Although robotics has reshaped and even redefined many industrial sectors, there still exists a gap between machines and humans in fields such as health and elderly care.

For robots to safely manipulate or interact with fragile objects and living organisms, new strategies to enhance their perception while making their parts softer are needed.

In fact, building a safe and dexterous robotic gripper with human-like capabilities is currently one of the most important goals in robotics.

One of the main challenges in the design of soft robotic grippers is integrating traditional sensors onto the robot's fingers. Ideally, a soft gripper should have what's known as proprioception--a sense of its own movements and position--to be able to safely execute varied tasks.

However, traditional sensors are rigid and compromise the mechanical characteristics of the soft parts. Moreover, existing soft grippers are usually designed with a single type of proprioceptive sensation; either pressure or finger curvature.

To overcome these limitations, scientists at Ritsumeikan University, Japan, have been working on novel soft gripper designs under the lead of Associate Professor Mengying Xie.

In their latest study published in Nano Energy, they successfully used multimaterial 3D printing technology to fabricate soft robotic fingers with a built-in proprioception sensor. Their design strategy offers numerous advantages and represents a large step toward safer and more capable soft robots.

The soft finger has a reinforced inflation chamber that makes it bend in a highly controllable way according to the input air pressure. In addition, the stiffness of the finger is also tunable by creating a vacuum in a separate chamber.

This was achieved through a mechanism called vacuum jamming, by which multiple stacked layers of a bendable material can be made rigid by sucking out the air between them.

Both functions combined enable a three-finger robotic gripper to properly grasp and maintain hold of any object by ensuring the necessary force is applied.

Most notable, however, is that a single piezoelectric layer was included among the vacuum jamming layers as a sensor. The piezoelectric effect produces a voltage difference when the material is under pressure.

The scientists leveraged this phenomenon as a sensing mechanism for the robotic finger, providing a simple way to sense both its curvature and initial stiffness (prior to vacuum adjustment). They further enhanced the finger's sensitivity by including a microstructured layer among the jamming layers to improve the distribution of pressure on the piezoelectric material.

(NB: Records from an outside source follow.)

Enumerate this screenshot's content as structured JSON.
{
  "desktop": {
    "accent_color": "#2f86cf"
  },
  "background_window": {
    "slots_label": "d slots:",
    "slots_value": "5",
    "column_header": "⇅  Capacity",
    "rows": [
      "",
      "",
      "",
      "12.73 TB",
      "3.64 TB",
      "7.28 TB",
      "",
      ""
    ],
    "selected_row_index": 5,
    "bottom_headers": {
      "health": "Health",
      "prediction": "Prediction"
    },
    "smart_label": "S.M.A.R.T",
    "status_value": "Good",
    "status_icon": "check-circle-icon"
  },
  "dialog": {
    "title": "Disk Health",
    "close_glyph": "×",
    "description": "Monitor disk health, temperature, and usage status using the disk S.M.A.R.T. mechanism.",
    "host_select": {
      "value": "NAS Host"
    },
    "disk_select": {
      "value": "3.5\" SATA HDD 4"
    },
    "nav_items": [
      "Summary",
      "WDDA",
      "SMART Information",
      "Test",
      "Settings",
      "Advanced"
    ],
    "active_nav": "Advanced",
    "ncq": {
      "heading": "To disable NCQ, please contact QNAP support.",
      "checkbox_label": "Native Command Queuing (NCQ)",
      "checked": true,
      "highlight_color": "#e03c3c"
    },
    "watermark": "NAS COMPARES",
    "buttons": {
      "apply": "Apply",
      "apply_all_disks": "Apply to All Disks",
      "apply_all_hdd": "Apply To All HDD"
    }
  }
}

The use of multimaterial 3D printing, a simple and fast prototyping process, allowed the researchers to easily integrate the sensing and stiffness-tuning mechanisms into the design of the robotic finger itself.

"Our work suggests a way of designing sensors that contribute not only as sensing elements for robotic applications, but also as active functional materials to provide better control of the whole system without compromising its dynamic behavior," says Prof Xie. Another remarkable feature of their design is that the sensor is self-powered by the piezoelectric effect, meaning that it requires no energy supply--essential for low-power applications.

Overall, this exciting new study will help future researchers find new ways of improving how soft grippers interact with and sense the objects being manipulated. In turn, this will greatly expand the uses of robots, as Prof Xie indicates: "Self-powered built-in sensors will not only allow robots to safely interact with humans and their environment, but also eliminate the barriers to robotic applications that currently rely on powered sensors to monitor conditions."

Let's hope this technology is further developed so that our mechanical friends can soon join us in many more human activities!